大形神社(新潟市東区河渡本町〈こうどほんちょう〉)

大形神社正面
大形神社は,新潟駅の北東約5キロメートルに鎮座する。
一帯は信濃川と阿賀野川の間に広がる広大な低湿地帯で,しばしば水害に悩まされた。しかし,当社の周囲は砂丘地形を形成しており,周囲の地盤よりわずかに盛り上がっている。当社や隣接する照覚寺を中心に,古くから集落が形成されていたと思われる。周辺から弥生式土器が出土したことも,この地域が古くから開発されていたことを物語る。
大同年間(806〜810)の創立とも伝え,「延喜式」記載の「大形神社」(沼垂郡五座の一座)だとされているが,「神社明細帳」(明治十七年)には,菊理姫命を祭る「白山神社」として記録されている。
白山神社(白山権現)となった時期は不明。

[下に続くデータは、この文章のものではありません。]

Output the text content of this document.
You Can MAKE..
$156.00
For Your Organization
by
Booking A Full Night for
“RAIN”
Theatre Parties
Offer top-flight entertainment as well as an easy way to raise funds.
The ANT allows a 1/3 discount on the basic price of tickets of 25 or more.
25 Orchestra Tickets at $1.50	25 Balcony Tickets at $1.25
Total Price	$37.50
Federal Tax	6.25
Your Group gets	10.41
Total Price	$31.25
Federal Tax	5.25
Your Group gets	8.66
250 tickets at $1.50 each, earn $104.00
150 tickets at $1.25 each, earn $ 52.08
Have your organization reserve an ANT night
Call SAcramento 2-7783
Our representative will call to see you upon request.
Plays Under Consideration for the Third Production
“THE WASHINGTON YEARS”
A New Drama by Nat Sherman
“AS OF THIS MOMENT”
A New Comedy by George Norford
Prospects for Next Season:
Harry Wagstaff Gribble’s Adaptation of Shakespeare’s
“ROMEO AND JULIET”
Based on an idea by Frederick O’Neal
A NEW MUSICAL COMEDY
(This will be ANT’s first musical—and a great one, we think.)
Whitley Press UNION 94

神社の維持が困難となった時期に沼垂白山神社(当社の南西約4キロメートル,中央区沼垂東に鎮座)に管理を委ねたともいう。
新発田市金山の白山神社にも「大形神社と合祀」の伝承があり,事情が錯綜している。) 昭和十九年(1944)に社名を大形神社に改称して,祭神も大己貴命に変わった。

大形神社社殿大形神社拝殿の額
大形神社拝殿正面大形神社拝殿内部
拝殿は,この付近に多い千鳥破風のある入母屋造り。

大和朝廷は大化三年(647)に,北方進出の前線基地として渟足柵(ぬたりのき)を設置したが,それは当社に近い場所ではないかとも推定されている。当社は,あるいは渟足柵の役人たちの信仰を集めていたかもしれない。
大形は「大潟」を語源とするのであろう。一帯は土地が低いため,かつては潮の干満によって大きな沼地が現れたとされる。拝殿の前に立つと広大な水田地帯を見渡すことができ,往時の「大潟」が想像できる。

大形神社境内の神明社大形神社境内の稲荷社古峯神社
境内には「神社明細帳」(明治十七年)の記録の通り,神明宮(大日孁貴尊),稲荷社(宇迦魂命),古峯神社(倭建尊)が祭られている。
また,北西約1キロメートル,じゅんさい池のほとりに,当社の境外社とされる上道神社が鎮座する。